4. Decrease overutilization of health care resources by patients. This, it seems to me, requires at least three interventions:

* Making available the right resources for the right problems (so that patients aren't going to the ER for colds, for example, but rather to their primary care physicians). This would require hitting the "sweet spot" with respect to the number of primary care physicians, best at front-line gatekeeping, not of health care spending as in the old HMO model, but of triage and treatment. It would also require a recalculating of reimbursement levels for primary care services relative to specialty services to encourage more medical students to go into primary care (the reverse of the alarming trend we've been seeing for the last decade).

* A massive effort to increase the health literacy of the general public to improve its ability to triage its own complaints (so patients don't actually go anywhere for colds or demand MRIs of their backs when their trusted physicians tells them it's just a strain). This might be best accomplished through a series of educational programs (though given that no one in the private sector has an incentive to fund such programs, it might actually be one of the few things the government should---we'd just need to study and compare different educational programs and methods to see which, if any, reduce unnecessary patient utilization without worsening outcomes and result in more health care savings than they cost).
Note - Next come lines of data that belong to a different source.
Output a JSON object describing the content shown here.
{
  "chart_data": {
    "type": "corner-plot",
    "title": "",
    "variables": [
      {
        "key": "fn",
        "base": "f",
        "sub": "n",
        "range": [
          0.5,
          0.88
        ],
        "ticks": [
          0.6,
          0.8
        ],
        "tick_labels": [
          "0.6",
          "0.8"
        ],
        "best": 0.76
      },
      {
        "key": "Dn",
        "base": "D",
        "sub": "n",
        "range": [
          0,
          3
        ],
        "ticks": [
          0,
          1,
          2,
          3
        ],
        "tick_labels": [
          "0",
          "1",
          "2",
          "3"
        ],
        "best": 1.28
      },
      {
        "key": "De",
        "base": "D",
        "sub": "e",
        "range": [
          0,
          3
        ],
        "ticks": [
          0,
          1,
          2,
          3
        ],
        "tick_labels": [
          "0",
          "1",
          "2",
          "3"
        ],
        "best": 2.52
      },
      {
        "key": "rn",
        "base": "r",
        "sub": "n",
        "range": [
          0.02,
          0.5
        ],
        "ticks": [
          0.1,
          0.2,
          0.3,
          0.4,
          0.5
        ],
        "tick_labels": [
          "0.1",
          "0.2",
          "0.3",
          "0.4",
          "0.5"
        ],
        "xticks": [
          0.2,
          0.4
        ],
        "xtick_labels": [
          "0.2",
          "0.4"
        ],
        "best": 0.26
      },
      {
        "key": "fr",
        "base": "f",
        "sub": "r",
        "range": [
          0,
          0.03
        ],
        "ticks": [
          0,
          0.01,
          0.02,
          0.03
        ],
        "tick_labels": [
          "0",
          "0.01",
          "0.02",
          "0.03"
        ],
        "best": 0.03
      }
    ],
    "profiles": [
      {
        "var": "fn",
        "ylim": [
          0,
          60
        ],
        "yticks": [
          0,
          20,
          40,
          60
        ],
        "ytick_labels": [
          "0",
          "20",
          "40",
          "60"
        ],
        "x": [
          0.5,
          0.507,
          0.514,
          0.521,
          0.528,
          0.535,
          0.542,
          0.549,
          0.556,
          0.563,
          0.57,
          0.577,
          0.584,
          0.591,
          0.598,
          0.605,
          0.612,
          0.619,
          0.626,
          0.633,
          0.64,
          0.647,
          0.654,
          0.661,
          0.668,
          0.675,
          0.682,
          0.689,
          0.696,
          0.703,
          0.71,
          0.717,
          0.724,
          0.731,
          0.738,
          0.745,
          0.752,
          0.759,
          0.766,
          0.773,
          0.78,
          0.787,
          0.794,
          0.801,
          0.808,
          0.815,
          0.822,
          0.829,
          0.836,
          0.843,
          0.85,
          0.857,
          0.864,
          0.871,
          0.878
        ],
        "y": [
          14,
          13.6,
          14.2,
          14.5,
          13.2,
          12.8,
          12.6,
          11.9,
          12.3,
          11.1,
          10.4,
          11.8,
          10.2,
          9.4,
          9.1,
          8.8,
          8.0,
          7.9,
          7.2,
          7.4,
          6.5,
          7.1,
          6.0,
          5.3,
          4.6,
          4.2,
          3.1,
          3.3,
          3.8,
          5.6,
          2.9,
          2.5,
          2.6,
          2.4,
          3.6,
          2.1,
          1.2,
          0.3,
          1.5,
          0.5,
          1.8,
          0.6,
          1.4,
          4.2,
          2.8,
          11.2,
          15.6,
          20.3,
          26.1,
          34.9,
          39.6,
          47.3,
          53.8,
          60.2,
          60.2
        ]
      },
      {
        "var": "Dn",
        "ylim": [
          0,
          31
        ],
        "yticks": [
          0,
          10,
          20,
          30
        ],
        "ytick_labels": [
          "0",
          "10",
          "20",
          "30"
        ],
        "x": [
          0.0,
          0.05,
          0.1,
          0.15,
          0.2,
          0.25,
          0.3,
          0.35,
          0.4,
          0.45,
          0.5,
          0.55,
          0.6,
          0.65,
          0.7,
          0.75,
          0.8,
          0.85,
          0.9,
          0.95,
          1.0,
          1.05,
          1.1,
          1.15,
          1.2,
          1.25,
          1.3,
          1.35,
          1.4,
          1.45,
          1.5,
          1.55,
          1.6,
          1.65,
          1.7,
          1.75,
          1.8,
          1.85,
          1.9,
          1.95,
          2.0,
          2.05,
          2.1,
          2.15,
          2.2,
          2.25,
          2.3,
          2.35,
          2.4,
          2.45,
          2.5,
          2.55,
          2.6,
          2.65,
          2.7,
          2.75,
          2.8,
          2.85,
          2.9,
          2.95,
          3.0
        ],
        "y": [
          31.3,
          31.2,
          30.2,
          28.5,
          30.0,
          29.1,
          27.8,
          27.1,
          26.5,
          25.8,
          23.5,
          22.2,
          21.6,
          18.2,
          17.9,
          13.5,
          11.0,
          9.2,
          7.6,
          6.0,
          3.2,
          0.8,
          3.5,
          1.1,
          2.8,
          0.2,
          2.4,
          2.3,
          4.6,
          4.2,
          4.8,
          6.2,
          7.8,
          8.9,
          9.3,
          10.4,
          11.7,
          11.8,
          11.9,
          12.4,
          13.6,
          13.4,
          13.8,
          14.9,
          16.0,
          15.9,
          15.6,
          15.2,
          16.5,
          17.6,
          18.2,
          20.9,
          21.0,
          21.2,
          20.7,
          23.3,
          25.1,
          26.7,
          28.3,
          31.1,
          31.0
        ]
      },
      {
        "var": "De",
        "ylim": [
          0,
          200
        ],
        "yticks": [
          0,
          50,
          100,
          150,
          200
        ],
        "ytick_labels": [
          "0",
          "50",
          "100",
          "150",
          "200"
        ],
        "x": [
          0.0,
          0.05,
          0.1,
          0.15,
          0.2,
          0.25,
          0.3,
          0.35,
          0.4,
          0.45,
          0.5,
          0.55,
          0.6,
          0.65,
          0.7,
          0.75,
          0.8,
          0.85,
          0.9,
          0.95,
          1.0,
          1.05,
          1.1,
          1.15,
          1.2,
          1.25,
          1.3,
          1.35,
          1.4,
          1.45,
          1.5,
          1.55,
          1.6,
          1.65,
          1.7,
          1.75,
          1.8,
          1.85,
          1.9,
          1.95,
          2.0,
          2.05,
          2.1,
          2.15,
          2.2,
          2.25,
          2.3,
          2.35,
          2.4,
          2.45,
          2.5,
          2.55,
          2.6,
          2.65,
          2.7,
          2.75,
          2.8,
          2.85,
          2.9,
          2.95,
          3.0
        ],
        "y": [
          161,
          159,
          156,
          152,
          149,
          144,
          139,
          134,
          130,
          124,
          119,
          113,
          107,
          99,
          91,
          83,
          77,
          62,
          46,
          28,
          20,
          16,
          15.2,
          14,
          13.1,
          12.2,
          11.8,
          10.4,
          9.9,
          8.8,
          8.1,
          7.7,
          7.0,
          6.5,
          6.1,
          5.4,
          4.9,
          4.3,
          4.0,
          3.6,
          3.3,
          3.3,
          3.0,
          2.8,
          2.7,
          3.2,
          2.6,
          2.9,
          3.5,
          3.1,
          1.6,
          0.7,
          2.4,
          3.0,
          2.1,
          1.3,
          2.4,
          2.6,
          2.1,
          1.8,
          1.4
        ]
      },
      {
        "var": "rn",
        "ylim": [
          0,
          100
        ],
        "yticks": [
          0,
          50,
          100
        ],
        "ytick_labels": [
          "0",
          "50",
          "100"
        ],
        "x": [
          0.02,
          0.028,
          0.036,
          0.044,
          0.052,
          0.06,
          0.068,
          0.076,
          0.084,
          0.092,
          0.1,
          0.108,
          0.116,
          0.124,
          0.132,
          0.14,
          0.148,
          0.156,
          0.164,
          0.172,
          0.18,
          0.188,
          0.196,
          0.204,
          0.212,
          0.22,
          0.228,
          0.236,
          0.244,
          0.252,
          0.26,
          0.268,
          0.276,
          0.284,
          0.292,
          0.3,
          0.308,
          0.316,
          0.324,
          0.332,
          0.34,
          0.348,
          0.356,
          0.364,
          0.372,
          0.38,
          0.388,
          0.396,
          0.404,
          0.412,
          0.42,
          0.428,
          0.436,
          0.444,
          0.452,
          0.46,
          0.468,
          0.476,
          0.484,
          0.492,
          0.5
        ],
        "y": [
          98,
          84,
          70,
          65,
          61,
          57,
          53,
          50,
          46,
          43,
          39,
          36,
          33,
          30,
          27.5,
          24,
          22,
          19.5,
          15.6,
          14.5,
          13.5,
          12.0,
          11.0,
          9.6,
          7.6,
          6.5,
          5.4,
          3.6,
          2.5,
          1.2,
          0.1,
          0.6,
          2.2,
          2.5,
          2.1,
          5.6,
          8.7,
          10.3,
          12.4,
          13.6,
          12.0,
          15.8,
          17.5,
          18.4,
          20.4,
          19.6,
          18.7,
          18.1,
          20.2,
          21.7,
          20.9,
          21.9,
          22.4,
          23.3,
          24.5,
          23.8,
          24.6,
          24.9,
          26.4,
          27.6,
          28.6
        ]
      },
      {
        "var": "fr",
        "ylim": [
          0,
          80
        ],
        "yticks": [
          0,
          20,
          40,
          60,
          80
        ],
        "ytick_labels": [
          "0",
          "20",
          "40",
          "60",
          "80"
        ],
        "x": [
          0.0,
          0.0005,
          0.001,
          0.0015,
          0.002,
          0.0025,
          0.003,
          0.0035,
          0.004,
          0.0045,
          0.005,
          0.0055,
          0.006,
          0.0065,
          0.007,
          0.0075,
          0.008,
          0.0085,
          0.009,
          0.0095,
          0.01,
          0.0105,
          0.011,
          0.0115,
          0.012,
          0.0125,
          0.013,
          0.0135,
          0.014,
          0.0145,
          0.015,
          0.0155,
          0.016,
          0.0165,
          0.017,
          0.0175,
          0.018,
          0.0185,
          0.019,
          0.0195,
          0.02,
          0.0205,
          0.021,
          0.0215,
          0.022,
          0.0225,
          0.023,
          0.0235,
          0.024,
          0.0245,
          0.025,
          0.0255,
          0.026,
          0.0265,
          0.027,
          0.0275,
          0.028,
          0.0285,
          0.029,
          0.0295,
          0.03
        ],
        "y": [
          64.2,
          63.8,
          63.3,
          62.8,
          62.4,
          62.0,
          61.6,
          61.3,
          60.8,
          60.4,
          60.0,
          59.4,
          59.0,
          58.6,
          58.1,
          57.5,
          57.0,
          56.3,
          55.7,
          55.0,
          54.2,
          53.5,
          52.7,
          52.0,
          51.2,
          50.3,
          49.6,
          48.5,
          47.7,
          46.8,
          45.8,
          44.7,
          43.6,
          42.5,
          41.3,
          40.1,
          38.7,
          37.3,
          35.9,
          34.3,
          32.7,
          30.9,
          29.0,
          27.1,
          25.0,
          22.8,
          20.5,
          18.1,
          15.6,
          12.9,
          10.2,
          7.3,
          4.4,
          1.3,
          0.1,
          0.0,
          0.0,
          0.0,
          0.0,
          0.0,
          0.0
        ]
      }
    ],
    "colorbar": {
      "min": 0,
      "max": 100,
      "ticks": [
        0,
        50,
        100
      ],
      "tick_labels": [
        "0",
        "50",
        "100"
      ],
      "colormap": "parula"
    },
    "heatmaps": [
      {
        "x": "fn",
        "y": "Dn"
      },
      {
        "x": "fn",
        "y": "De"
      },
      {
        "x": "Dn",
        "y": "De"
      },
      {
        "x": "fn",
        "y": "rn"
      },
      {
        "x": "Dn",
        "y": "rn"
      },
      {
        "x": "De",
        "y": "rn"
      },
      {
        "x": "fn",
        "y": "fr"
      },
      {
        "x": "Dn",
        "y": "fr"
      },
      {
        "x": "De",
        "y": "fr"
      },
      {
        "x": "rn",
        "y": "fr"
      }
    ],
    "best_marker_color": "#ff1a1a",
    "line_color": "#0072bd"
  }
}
* Redesigning insurance plans to make patients in some way more financially liable for their health care choices. We can't have people going bankrupt due to illness, nor do we want people to underutilize health care resources (avoiding the ER when they have chest pain, for example), but neither can we continue to support a system in which patients are actually motivated to overutilize resources, as the current "pre-pay for everything" model does.

CONCLUSION

Given the enormous complexity of the health care system, no single post could possibly address every problem that needs to be fixed. Significant issues not raised in this article include the challenges associated with rising drug costs, direct-to-consumer marketing of drugs, end-of-life care, sky-rocketing malpractice insurance costs, the lack of cost transparency that enables hospitals to paradoxically charge the uninsured more than the insured for the same care, extending health care insurance coverage to those who still don't have it, improving administrative efficiency to reduce costs, the implementation of electronic medical records to reduce medical error, the financial burden of businesses being required to provide their employees with health insurance, and tort reform. All are profoundly interdependent, standing together like the proverbial house of cards. To attend to any one is to affect them all, which is why rushing through health care reform without careful contemplation risks unintended and potentially devastating consequences. Change does need to come, but if we don't allow ourselves time to think through the problems clearly and cleverly and to implement solutions in a measured fashion, we risk bringing down that house of cards rather than cementing it.